PET researchers at UCLA, Johns Hopkins University and other institutions hope to spin off a less costly technique called "single photon emission computed tomography" or SPECT, which uses commercially available radio-isotopes and could be installed in facilities that have no access to a cyclotron.

Instead of measuring energy metabolism, SPECT maps blood flow, which also goes up in areas of the brain that are active, explains Kuhl.

Improving the PET itself, scientists have also sought to overcome the drawbacks of the commonly used radioactive sugar approach, which provides only a slow-exposure picture of average brain activity over a half-hour period.
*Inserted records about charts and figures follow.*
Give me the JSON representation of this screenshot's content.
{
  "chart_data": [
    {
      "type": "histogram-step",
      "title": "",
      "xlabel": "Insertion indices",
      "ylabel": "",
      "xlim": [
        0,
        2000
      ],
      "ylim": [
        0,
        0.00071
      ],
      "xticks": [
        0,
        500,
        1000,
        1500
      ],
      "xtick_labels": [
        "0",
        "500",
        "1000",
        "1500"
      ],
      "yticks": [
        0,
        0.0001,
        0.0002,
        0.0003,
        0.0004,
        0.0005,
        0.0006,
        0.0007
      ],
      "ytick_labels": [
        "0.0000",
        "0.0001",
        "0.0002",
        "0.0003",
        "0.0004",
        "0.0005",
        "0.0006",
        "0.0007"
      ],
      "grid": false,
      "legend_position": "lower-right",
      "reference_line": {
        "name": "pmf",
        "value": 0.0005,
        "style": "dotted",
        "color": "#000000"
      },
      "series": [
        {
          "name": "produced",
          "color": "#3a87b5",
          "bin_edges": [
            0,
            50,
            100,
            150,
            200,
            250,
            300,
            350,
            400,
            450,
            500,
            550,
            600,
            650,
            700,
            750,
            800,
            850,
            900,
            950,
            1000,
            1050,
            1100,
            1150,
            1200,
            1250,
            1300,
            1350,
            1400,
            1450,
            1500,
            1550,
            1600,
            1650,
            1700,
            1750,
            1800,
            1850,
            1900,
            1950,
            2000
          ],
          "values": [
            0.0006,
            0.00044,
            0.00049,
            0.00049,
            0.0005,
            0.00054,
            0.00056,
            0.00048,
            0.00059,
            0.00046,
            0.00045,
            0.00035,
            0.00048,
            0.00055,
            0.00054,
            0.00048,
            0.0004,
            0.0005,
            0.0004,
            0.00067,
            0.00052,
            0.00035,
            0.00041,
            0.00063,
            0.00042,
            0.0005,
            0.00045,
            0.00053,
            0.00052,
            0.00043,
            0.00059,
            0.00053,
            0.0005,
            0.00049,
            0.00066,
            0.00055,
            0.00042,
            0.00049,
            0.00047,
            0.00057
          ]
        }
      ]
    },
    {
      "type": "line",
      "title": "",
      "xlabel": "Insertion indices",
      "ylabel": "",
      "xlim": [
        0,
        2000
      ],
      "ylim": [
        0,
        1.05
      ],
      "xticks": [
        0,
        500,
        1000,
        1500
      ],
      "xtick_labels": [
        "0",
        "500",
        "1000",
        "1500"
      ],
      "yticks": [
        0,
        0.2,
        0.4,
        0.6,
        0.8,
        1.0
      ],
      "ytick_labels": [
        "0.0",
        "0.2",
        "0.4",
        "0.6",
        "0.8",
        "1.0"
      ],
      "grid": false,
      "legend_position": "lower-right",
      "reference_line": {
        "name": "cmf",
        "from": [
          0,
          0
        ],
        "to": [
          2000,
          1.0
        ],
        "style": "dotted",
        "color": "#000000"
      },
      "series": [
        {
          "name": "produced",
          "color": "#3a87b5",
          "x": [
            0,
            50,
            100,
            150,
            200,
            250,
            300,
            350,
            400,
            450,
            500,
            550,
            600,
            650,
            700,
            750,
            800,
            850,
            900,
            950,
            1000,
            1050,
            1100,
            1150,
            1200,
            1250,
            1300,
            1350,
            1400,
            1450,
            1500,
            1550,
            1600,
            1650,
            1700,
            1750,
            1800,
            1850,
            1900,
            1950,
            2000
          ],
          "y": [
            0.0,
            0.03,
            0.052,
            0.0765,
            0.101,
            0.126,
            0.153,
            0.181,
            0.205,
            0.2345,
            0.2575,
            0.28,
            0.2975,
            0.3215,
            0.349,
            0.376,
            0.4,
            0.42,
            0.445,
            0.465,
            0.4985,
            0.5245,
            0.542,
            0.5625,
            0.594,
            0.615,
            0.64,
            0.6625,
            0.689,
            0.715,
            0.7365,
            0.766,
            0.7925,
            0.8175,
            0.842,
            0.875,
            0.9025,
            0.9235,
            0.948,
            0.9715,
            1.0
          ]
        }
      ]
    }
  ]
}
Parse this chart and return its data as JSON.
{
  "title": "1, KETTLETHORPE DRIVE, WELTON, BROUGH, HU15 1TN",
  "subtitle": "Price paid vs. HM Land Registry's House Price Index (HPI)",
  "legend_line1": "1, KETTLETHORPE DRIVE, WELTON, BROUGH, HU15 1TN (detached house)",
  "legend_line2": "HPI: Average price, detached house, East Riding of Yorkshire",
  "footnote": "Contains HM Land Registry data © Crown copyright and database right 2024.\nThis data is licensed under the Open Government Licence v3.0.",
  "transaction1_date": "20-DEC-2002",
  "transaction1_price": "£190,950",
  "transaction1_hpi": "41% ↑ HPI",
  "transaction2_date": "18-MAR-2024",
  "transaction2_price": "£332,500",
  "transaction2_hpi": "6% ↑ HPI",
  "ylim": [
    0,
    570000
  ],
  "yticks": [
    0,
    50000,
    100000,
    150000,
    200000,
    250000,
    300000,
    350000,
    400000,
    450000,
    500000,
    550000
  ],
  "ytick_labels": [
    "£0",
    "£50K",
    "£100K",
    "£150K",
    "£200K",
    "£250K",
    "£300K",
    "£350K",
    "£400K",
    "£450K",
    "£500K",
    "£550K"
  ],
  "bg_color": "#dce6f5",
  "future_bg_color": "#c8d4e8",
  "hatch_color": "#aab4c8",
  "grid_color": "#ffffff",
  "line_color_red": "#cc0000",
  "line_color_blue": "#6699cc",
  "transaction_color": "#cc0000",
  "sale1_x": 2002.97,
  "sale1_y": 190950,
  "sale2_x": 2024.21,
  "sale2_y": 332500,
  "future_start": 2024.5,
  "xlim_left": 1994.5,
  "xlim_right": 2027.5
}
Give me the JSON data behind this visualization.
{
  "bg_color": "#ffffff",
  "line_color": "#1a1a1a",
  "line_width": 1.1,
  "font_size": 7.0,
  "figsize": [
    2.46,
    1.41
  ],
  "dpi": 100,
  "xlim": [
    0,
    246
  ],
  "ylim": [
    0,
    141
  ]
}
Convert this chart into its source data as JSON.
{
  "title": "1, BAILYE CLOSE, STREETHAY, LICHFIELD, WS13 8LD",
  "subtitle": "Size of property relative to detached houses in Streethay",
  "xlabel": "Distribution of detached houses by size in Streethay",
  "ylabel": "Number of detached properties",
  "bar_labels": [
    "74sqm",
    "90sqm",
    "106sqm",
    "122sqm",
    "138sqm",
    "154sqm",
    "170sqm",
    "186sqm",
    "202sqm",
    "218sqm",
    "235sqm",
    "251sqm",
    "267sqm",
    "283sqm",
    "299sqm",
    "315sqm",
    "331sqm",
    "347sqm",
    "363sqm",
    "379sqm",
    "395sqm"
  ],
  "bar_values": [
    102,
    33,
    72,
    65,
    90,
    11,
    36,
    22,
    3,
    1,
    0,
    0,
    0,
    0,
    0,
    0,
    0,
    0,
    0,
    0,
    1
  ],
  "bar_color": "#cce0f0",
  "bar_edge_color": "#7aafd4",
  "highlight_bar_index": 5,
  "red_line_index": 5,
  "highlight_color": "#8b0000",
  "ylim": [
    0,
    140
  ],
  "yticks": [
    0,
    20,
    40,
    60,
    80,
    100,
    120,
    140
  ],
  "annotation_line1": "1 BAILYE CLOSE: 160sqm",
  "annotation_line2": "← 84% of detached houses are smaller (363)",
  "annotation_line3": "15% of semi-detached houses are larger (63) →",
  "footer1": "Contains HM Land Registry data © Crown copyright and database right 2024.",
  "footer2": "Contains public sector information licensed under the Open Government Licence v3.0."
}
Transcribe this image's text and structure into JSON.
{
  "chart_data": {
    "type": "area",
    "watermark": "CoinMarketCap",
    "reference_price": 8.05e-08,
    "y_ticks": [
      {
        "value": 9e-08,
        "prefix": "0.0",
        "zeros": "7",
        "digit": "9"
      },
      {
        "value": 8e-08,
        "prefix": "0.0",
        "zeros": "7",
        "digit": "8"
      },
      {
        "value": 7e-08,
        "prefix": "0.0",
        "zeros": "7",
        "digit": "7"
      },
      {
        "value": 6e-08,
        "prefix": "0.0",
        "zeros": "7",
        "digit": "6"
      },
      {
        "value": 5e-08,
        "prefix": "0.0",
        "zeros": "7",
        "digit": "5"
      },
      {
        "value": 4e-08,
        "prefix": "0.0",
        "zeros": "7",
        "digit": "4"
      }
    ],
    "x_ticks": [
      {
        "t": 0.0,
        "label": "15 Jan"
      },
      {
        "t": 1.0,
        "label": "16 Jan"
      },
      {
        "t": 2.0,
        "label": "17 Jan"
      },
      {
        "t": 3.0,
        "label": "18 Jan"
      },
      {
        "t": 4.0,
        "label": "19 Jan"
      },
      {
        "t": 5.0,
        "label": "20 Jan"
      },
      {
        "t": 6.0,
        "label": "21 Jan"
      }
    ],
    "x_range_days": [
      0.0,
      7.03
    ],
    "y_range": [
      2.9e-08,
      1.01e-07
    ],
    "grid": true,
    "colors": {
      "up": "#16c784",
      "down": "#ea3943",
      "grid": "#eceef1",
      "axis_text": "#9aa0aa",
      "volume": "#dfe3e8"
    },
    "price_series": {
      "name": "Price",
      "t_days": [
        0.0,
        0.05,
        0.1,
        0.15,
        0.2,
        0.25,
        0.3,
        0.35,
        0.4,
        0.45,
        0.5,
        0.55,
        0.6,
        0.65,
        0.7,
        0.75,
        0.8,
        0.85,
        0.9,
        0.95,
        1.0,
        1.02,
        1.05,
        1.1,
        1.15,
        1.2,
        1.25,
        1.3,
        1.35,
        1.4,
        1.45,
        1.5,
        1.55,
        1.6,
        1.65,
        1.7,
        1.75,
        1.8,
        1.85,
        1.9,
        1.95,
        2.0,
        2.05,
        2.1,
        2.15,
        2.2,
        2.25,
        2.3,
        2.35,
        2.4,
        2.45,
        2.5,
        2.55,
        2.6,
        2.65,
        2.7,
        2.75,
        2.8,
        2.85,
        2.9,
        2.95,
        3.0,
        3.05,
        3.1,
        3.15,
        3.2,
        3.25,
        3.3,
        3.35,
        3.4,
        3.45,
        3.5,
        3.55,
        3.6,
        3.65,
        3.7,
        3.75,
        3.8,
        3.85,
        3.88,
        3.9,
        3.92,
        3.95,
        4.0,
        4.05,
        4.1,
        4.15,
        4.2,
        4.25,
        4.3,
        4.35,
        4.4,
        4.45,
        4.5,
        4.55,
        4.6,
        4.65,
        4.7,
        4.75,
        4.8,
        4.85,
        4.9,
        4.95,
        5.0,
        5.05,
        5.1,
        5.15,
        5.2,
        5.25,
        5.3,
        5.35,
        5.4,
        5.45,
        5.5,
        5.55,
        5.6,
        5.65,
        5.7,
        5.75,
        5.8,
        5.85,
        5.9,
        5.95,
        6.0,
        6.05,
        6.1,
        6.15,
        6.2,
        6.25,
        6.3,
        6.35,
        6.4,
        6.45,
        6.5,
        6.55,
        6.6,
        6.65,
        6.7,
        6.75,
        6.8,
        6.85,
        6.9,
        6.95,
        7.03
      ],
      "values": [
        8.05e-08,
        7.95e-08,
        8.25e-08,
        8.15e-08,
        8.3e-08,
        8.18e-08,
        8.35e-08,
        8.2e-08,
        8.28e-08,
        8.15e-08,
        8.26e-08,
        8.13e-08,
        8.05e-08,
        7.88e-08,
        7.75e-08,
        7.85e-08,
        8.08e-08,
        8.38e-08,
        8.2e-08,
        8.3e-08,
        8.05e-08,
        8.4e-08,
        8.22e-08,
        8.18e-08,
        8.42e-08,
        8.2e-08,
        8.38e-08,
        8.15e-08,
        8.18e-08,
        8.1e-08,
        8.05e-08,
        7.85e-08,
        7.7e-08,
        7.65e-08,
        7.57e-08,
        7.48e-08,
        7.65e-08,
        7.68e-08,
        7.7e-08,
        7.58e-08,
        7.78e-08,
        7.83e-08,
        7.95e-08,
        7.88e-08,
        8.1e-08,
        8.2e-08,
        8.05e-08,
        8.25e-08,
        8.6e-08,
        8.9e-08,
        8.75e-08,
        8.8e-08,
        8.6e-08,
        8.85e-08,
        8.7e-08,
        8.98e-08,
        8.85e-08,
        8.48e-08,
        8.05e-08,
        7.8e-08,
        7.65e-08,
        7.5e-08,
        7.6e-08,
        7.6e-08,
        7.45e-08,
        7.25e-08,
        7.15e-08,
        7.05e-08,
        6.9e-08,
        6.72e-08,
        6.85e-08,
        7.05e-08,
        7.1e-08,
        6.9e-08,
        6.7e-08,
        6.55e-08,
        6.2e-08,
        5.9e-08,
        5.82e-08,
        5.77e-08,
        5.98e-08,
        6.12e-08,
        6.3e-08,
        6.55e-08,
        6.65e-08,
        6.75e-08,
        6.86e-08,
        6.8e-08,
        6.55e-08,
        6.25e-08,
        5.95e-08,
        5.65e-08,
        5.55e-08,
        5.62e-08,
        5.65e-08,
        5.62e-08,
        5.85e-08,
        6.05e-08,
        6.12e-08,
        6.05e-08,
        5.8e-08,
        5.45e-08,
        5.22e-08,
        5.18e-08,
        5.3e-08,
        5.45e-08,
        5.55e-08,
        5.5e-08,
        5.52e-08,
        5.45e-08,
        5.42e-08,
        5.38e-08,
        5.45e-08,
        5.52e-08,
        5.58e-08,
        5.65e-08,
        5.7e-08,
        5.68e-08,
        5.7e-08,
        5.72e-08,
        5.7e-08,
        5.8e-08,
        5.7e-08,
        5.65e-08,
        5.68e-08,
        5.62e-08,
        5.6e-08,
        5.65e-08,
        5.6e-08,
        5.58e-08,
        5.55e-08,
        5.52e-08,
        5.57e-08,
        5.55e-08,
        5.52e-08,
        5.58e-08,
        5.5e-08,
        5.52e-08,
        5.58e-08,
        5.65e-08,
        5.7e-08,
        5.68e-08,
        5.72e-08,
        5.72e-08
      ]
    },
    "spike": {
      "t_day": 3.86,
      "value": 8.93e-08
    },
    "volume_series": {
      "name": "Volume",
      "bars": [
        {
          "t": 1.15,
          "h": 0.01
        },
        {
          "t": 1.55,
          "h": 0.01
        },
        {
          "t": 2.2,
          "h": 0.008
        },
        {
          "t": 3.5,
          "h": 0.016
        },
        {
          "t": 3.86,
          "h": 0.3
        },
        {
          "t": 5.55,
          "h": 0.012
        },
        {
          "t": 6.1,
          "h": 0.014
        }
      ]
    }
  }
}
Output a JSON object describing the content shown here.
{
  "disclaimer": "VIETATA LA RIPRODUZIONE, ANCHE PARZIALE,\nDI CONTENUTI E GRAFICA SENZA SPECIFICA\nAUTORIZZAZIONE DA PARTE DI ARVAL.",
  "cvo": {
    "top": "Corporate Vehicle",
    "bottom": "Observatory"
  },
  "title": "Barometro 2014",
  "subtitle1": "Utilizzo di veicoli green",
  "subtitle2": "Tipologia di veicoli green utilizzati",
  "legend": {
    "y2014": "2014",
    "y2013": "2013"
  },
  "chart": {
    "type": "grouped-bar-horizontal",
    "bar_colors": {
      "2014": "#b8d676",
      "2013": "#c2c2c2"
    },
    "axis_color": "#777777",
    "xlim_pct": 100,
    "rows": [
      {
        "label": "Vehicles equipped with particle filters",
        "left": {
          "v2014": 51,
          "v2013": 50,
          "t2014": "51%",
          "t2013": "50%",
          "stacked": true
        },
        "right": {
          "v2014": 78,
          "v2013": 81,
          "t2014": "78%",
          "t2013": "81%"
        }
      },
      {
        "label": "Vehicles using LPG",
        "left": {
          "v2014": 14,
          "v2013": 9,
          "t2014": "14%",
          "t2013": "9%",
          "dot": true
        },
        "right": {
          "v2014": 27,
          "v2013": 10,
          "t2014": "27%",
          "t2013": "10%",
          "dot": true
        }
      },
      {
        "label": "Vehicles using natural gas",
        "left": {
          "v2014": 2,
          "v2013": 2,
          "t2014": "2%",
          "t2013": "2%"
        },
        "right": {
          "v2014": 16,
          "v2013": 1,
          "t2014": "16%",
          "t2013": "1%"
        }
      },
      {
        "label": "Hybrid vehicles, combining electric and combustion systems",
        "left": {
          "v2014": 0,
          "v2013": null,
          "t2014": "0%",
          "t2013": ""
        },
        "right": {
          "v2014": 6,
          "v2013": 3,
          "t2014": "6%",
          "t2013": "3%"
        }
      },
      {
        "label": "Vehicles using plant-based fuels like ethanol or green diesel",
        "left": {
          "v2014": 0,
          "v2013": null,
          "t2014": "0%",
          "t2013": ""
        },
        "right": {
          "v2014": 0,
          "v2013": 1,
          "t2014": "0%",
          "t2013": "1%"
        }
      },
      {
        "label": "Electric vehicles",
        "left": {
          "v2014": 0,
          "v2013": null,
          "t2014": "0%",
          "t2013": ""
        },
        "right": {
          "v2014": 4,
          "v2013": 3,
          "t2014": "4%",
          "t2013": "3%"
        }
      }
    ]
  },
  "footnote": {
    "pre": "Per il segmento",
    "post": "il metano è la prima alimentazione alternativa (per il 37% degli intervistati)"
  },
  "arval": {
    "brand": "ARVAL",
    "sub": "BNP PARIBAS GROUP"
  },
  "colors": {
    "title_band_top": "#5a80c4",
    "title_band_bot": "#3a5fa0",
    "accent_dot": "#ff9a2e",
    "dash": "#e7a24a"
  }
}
They would like to have something more on the order of a series of snapshots, showing the moment-to-moment activity that accompanies individual thoughts.

With on-site cyclotrons (NIH expects to have one installed by 1984), PET researchers are already taking advantage of faster-acting radio-isotopes which, combined with the latest machines, can produce pictures of a minute or less of brain activity.

"Imagine how lightning-fast your mind must change from one type of mental activity to another," said Dr. Herbert Meltzer of the University of Chicago School of Medicine. With the faster machinery, he said, "we have a better chance to see a signal from disturbed mental functioning or in response to a stimulus."

"Ideally," he said, "we would eventually like to do a moving picture."